According to Australian Department of Foreign Affairs and Trade (DFAT), Australia’s government’s commitment and funding for Coral Sea Cable was is in line with Australia’s  International Cyber Engagement Strategy  and “Step Up” in the Pacific  in its 2017 Foreign Policy White Paper

The Coral Sea Cable included linking PNG and Solomon Islands.

2.Dataco’s Data Centre in Port Moresby

PNG also lacked a national data centre for storing government data from various government departments.. Data centre is basically in laymen’s term a digital warehouse to store critical, high value and big volume data for organizations.  Key government department and statutory  organizations  in PNG keep their data in their own organizations making it costly for maintenance and also hard to share information between key government departments.

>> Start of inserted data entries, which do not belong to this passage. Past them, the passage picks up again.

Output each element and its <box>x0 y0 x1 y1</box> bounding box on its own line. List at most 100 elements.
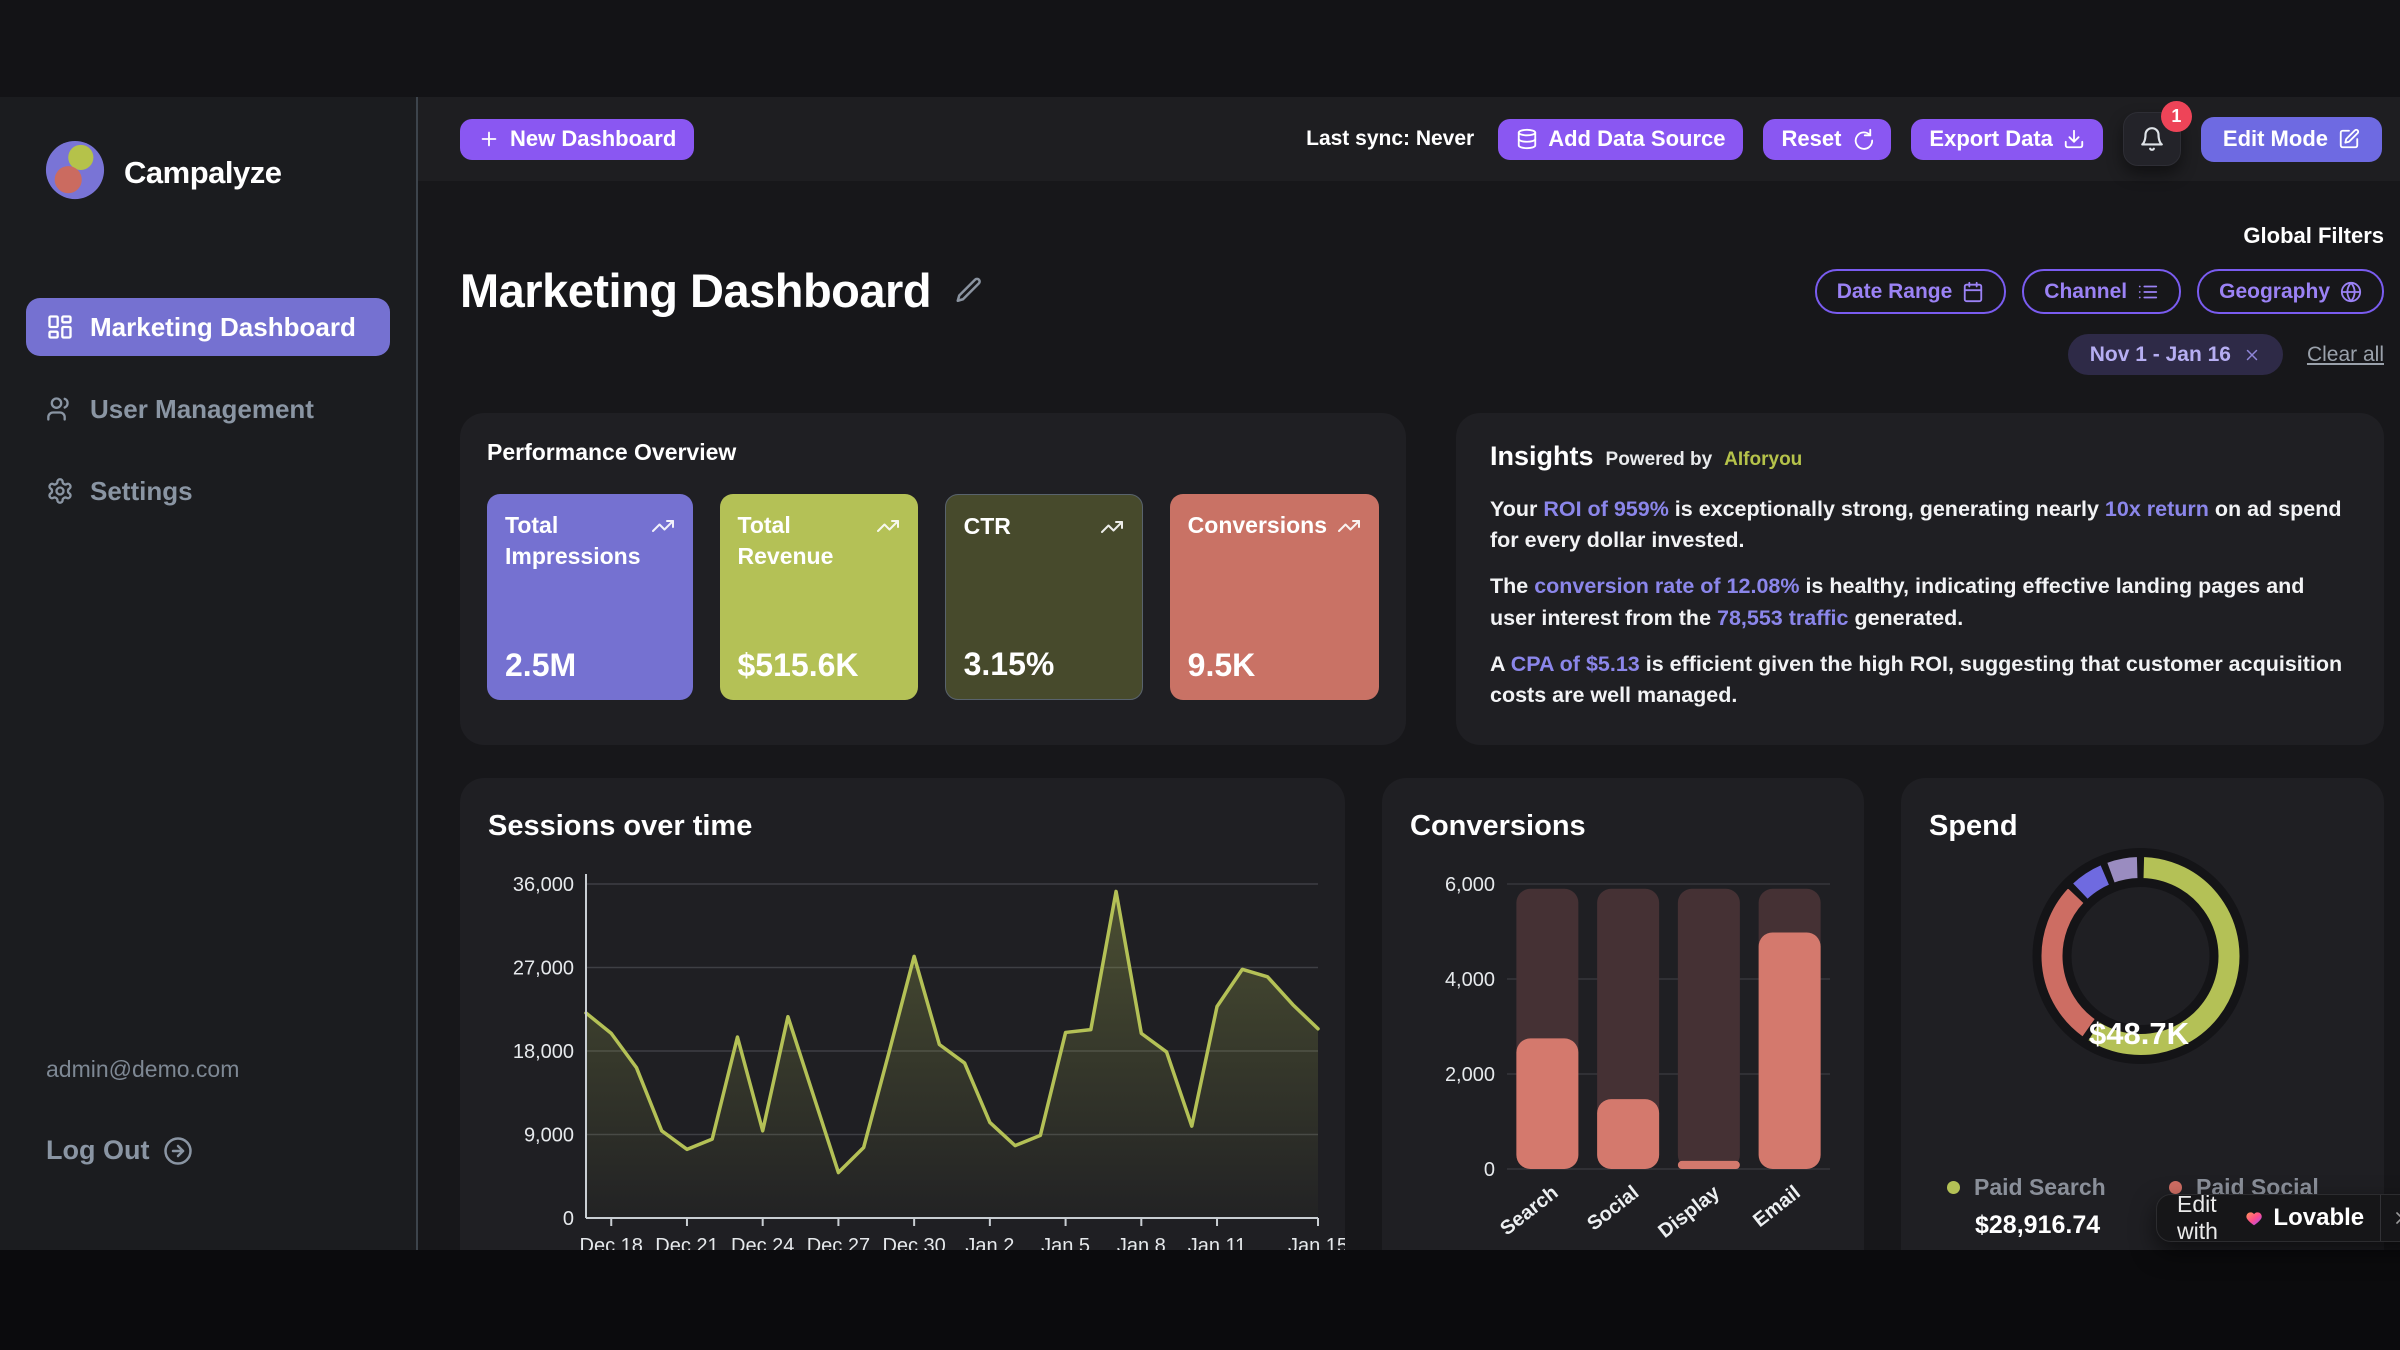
sidebar-item-marketing-dashboard[interactable]: Marketing Dashboard <box>26 298 390 356</box>
trending-up-icon <box>1100 521 1123 533</box>
spend-donut-chart <box>2032 848 2249 1064</box>
insight-highlight: 78,553 traffic <box>1717 605 1849 630</box>
svg-text:Jan 5: Jan 5 <box>1041 1235 1090 1250</box>
sidebar-item-user-management[interactable]: User Management <box>26 380 390 438</box>
svg-text:Dec 21: Dec 21 <box>655 1235 718 1250</box>
brand-name: Campalyze <box>124 154 282 190</box>
trending-up-icon <box>651 520 674 532</box>
logout-button[interactable]: Log Out <box>26 1135 390 1166</box>
svg-text:36,000: 36,000 <box>513 874 574 896</box>
edit-mode-button[interactable]: Edit Mode <box>2200 116 2382 162</box>
users-icon <box>47 397 69 421</box>
insight-paragraph: The conversion rate of 12.08% is healthy… <box>1490 574 2305 630</box>
campalyze-logo-icon <box>44 139 106 206</box>
sessions-chart-title: Sessions over time <box>488 810 753 842</box>
kpi-card: Conversions 9.5K <box>1169 494 1379 700</box>
close-icon[interactable] <box>2243 346 2261 364</box>
insight-highlight: CPA of $5.13 <box>1510 651 1640 676</box>
channel-filter-button[interactable]: Channel <box>2022 269 2182 314</box>
svg-text:Jan 8: Jan 8 <box>1117 1235 1166 1250</box>
insight-highlight: 10x return <box>2104 497 2209 521</box>
svg-text:Social: Social <box>1583 1182 1643 1236</box>
sessions-panel: Sessions over time 0 9,000 18,000 27,000 36,… <box>460 778 1345 1250</box>
logout-label: Log Out <box>46 1135 150 1165</box>
kpi-value: 2.5M <box>505 647 577 683</box>
notification-badge: 1 <box>2160 101 2192 132</box>
svg-text:Email: Email <box>1749 1182 1805 1232</box>
clear-all-link[interactable]: Clear all <box>2306 342 2384 366</box>
kpi-label: CTR <box>963 513 1011 539</box>
bell-icon <box>2141 127 2163 151</box>
svg-text:Dec 24: Dec 24 <box>731 1235 794 1250</box>
reset-button[interactable]: Reset <box>1763 118 1892 160</box>
top-band <box>0 0 2400 97</box>
close-icon <box>2396 1212 2400 1224</box>
edit-title-pencil-icon[interactable] <box>953 276 983 306</box>
legend-dot <box>2169 1181 2182 1194</box>
sidebar-item-settings[interactable]: Settings <box>26 462 390 520</box>
download-icon <box>2064 129 2084 149</box>
spend-panel: Spend $48.7K Paid Search $28,916.74 Paid S… <box>1901 778 2384 1250</box>
legend-item: Paid Search $28,916.74 <box>1947 1174 2169 1240</box>
svg-text:27,000: 27,000 <box>513 958 574 980</box>
insights-title: Insights <box>1490 441 1594 471</box>
edit-with-lovable-link[interactable]: Edit with Lovable <box>2177 1191 2365 1244</box>
legend-dot <box>1947 1181 1960 1194</box>
gear-icon <box>48 478 72 504</box>
insights-powered-by: Powered by <box>1605 449 1713 470</box>
insight-highlight: ROI of 959% <box>1543 497 1669 521</box>
performance-overview-title: Performance Overview <box>487 439 737 465</box>
last-sync-status: Last sync: Never <box>1306 127 1475 150</box>
content-area: Marketing Dashboard Global Filters Date … <box>418 181 2400 1250</box>
rotate-icon <box>1855 128 1874 150</box>
page-title: Marketing Dashboard <box>460 264 932 317</box>
kpi-label: Total Impressions <box>505 512 641 570</box>
insights-panel: Insights Powered by AIforyou Your ROI of… <box>1456 413 2384 745</box>
plus-icon <box>481 131 497 147</box>
date-range-filter-button[interactable]: Date Range <box>1814 269 2007 314</box>
lovable-badge: Edit with Lovable <box>2156 1191 2400 1244</box>
kpi-value: $515.6K <box>737 647 859 683</box>
svg-text:Dec 18: Dec 18 <box>580 1235 643 1250</box>
spend-chart-title: Spend <box>1929 810 2018 842</box>
kpi-grid: Total Impressions 2.5M Total Revenue $515.6… <box>487 494 1379 700</box>
insights-paragraphs: Your ROI of 959% is exceptionally strong… <box>1490 494 2350 711</box>
kpi-value: 9.5K <box>1187 647 1256 683</box>
sidebar-item-label: Marketing Dashboard <box>90 311 356 342</box>
svg-text:Search: Search <box>1496 1182 1562 1240</box>
svg-text:9,000: 9,000 <box>524 1125 574 1147</box>
global-filters-label: Global Filters <box>2243 223 2384 248</box>
sidebar-item-label: User Management <box>90 393 314 424</box>
svg-text:Jan 11: Jan 11 <box>1188 1235 1247 1250</box>
conversions-bar-chart: 0 2,000 4,000 6,000 Search Social Display Email <box>1445 874 1830 1243</box>
lovable-badge-close-button[interactable] <box>2380 1195 2400 1241</box>
square-pen-icon <box>2339 128 2360 149</box>
new-dashboard-button[interactable]: New Dashboard <box>460 118 695 160</box>
insights-provider: AIforyou <box>1724 449 1803 470</box>
svg-text:2,000: 2,000 <box>1445 1064 1495 1086</box>
database-icon <box>1518 128 1537 150</box>
user-email: admin@demo.com <box>46 1056 240 1082</box>
add-data-source-button[interactable]: Add Data Source <box>1498 118 1744 160</box>
topbar: New Dashboard Last sync: Never Add Data … <box>418 97 2400 181</box>
kpi-card: CTR 3.15% <box>944 494 1143 700</box>
svg-text:Display: Display <box>1654 1181 1724 1243</box>
geography-filter-button[interactable]: Geography <box>2197 269 2384 314</box>
arrow-right-circle-icon <box>164 1136 193 1165</box>
conversions-chart-title: Conversions <box>1410 810 1586 842</box>
svg-text:0: 0 <box>1484 1159 1495 1181</box>
conversions-panel: Conversions 0 2,000 4,000 6,000 Search Social… <box>1382 778 1864 1250</box>
calendar-icon <box>1964 281 1983 302</box>
dashboard-grid-icon <box>48 315 72 339</box>
date-range-chip[interactable]: Nov 1 - Jan 16 <box>2067 334 2283 375</box>
kpi-card: Total Impressions 2.5M <box>487 494 693 700</box>
list-icon <box>2138 285 2158 298</box>
svg-text:Jan 15: Jan 15 <box>1288 1235 1345 1250</box>
export-data-button[interactable]: Export Data <box>1911 118 2103 160</box>
kpi-label: Total Revenue <box>737 512 834 570</box>
svg-text:0: 0 <box>563 1208 574 1230</box>
trending-up-icon <box>1338 520 1360 532</box>
globe-icon <box>2340 281 2362 302</box>
kpi-value: 3.15% <box>963 646 1055 682</box>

So the PNG Dataco’s Port Moresby data centre was funded from a development loan from China’s Exim Bank  and contracted to Huawei at the cost of US$53 million and became operational in 2018 during the PNG APEC meeting.

The Australian Department of Foreign Affairs and Trade (DEFAT) released a report on behalf of The Papua New Guinea’s National Cyber Security Centre that the data centre has outdated equipment and maintenance issues and glaring errors that opened the facility up to spying. PNG Government asked the Australian government for funding assistance to maintain it but the Australian government rejected it and advised the PNG Government to build a new one.

Australia presence in the domestic scene was the joint funding assistance for the PNG National Cyber Security Centre and was still at bay even though they funded the Coral Sea Cable project while the two key infrastructures KSCNP and Data Centre with PNG Data Co has ties with China in terms  funding, construction and technical equipment.

3. Buy out of Digicel Pacific Assets By Telstra.

In early 2020  Irish businessman Denis O’Brien ran into debt and May 2020, he filed for bankruptcy and put Digicel Pacific assets on sale. There various media reports indicated Chinese companies were interested in it.  Australian government was interested and was willing to put in US$1.5 billion and Telstra , Australia’s largest mobile network paying the remaining balance.

Eventually Digicel was sold to Telstra for $1.85 billion. as reported by Irish Times newspaper.  The Australian government’s involvement in the deal was seen as way to contain China in the Pacific.

This deal means that Telstra then becomes biggest player in the telecommunications industry in Papua New Guinea domestically.

Finance Department Ransomware Attack

With these developments in the background, the Department of Finance’s Integrated Financial Management (IFMS) as Ransomware Attack on October 22, 2020.

The Ransomware attack hampered the “government’s access to foreign aid, its ability to pay cheques and carry out other basic functions “

Although the Finance Minister John Pundari announced that the system was restored and no ransom money was paid to the attackers, there is very little information released to the media about the extend and value of damage.  Then the issue was watered down by the Parliament National Budget 22 sitting and it’s related debates.

Then in the Budget Parliament session  the government introduced a new Tax Levy which will heavily tax Digicel and Bank South Pacific and it will be implemented in the later part of next year after the National General Elections.

This will directly affect Telstra’s operation in the country, according to current Digicel PNG’s CEO.

With these developments in the Telecommunications sector, it is crucial for the government of PNG to really look at how it’s going to manage it’s crucial government big data working with reliable technology partners to protect it’s national digital assets. Securing national data is a national issue and not a diplomatic nor corporate business matter dedicated by individual business decisions of corporate organizations. A lot more things of national importance are at stake than doing patch work to prevent another ransomware attack from happening.